「学歴は無価値に」 米トップエンジニアが明かす、AI時代に“大化けする人材”の共通点
同コミュニティで実施したエンジニア採用では、通常の面接ではなく、数週間にわたる実際の仕事のトライアルを実施した。候補者は実際のプロジェクトに参加し、ClaudeなどのAIツールを使いながら開発を進める。 その結果、驚くべき事実が明らかになった。経験年数、名門大学や大手IT企業出身といった従来の「華やかな履歴書」と、AI時代の生産性の間には、ほとんど相関がなかったというのだ。 20年の経験を持つベテランでも、AIツールを使いこなせないケースがある。その一方、経験が浅くてもAIを駆使して圧倒的な成果を出す人材が現れた。では、何が差を生んだのか。
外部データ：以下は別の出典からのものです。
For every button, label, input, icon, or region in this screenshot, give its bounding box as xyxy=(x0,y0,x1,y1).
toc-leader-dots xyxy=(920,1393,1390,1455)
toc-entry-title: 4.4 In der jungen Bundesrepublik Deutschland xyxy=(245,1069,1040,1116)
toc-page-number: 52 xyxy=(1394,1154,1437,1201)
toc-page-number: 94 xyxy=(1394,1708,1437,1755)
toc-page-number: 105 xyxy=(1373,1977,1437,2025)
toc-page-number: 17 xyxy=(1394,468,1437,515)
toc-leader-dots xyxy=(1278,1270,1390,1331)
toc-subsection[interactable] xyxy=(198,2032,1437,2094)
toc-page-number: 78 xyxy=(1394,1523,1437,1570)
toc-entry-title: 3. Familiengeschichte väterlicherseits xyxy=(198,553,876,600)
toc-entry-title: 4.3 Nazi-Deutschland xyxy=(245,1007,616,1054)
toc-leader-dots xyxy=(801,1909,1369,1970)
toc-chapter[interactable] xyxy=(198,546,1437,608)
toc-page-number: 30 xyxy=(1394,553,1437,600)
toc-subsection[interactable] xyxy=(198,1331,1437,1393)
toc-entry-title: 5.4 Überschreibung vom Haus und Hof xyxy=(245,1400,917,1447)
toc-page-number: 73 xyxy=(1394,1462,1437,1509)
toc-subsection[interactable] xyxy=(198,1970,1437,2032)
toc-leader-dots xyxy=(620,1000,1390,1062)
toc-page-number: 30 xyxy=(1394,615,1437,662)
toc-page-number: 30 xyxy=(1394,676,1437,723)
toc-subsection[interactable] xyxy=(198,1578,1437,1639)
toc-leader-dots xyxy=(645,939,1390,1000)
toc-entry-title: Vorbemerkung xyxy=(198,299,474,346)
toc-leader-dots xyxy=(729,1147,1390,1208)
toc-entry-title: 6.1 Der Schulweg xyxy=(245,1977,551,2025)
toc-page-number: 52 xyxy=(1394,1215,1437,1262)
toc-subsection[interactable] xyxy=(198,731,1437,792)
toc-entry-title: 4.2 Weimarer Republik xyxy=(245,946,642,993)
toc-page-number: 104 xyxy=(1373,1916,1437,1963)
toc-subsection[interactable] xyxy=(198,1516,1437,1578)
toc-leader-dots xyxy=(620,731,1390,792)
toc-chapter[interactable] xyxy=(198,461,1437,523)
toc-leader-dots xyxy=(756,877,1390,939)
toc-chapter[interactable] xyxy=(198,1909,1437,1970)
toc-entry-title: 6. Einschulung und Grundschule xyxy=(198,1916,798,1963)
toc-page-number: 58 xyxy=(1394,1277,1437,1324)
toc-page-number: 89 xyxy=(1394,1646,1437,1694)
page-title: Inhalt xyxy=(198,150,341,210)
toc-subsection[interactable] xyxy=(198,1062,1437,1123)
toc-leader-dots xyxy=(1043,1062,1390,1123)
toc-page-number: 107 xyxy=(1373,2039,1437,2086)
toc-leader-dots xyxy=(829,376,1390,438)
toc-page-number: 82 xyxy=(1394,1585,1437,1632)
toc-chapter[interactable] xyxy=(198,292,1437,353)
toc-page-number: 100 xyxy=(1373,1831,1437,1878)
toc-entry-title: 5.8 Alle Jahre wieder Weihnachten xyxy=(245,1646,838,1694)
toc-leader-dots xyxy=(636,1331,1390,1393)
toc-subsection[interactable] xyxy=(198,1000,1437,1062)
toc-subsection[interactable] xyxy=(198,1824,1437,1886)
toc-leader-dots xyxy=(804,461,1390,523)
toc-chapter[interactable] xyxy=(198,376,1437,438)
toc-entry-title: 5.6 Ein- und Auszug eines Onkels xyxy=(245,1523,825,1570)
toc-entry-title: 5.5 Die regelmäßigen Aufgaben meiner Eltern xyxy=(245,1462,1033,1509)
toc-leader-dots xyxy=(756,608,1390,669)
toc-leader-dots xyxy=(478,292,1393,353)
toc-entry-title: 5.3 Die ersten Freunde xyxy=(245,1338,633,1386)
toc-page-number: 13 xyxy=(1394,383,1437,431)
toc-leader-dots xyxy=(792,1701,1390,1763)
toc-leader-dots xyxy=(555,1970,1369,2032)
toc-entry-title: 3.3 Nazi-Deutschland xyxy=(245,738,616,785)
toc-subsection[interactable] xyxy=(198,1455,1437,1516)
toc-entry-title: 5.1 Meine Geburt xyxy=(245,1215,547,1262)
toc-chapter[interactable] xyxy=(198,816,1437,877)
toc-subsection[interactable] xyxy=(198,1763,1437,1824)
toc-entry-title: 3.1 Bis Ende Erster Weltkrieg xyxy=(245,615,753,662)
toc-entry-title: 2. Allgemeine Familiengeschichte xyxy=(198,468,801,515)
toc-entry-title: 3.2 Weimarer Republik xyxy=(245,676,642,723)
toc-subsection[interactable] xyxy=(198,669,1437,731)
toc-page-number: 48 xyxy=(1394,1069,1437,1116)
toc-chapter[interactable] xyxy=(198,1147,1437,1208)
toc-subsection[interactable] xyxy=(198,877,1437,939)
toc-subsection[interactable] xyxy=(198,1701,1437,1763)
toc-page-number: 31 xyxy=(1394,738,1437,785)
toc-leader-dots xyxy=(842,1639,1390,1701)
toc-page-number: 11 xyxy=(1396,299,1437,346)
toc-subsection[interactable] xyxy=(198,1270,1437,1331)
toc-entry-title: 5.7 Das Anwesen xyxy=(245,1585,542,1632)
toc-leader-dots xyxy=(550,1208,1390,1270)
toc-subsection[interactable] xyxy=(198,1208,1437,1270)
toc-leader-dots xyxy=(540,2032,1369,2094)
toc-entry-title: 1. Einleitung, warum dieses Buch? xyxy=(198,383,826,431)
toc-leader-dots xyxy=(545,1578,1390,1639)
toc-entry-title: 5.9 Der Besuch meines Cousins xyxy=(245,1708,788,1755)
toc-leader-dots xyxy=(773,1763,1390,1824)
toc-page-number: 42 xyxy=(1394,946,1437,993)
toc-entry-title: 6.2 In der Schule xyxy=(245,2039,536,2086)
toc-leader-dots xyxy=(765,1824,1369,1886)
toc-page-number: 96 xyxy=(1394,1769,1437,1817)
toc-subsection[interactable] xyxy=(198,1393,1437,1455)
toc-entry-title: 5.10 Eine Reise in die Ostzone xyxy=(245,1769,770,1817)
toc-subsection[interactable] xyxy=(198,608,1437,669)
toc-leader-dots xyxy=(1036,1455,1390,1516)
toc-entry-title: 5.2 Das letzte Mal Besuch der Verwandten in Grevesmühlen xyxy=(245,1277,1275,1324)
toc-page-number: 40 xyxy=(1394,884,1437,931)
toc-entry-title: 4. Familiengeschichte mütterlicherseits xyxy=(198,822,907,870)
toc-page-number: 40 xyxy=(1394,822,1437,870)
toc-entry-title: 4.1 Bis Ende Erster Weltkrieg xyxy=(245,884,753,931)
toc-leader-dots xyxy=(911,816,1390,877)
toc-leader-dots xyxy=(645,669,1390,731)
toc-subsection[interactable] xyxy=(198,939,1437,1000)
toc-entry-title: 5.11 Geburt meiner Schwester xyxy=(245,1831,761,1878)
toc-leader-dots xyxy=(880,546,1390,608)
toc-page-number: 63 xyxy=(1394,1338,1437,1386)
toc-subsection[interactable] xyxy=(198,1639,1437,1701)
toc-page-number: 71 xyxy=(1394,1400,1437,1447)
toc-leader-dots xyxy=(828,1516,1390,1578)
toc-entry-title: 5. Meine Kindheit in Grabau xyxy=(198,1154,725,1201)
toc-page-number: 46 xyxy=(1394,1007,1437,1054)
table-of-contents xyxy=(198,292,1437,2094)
アガーワル氏によれば、それは「builder’s disposition」(ビルダーの気質)だった。同氏はこれを「constitutionally unable to stop tinkering」(本質的に、いじくり回すのをやめられない人)と表現している。 つまり履歴書ではなく「作らずにはいられない性格」こそが、AI時代の能力を最もよく予測したという。この気質は、いくつかの分かりやすい形で表れる。例えば、仕事とは別に作っているサイドプロジェクト、新しいツールをすぐ試してみる習慣、凝った個人サイトや実験的なコードなど、「ものづくりが好き」という痕跡だ。 AIの登場により、専門知識や経験の価値は大きく変化している。AIは膨大な知識やコードを瞬時に生成できるため、従来のスキル差は急速に縮小しつつある。その代わりに重要になっているのが、新しいツールをすぐに自分の武器にできる好奇心と実験精神だ。実際、AIを日常的に使う開発者は、従来では不可能だった量のコードを短時間で書けるようになり、生産性が何倍にも跳ね上がるケースが確認されている。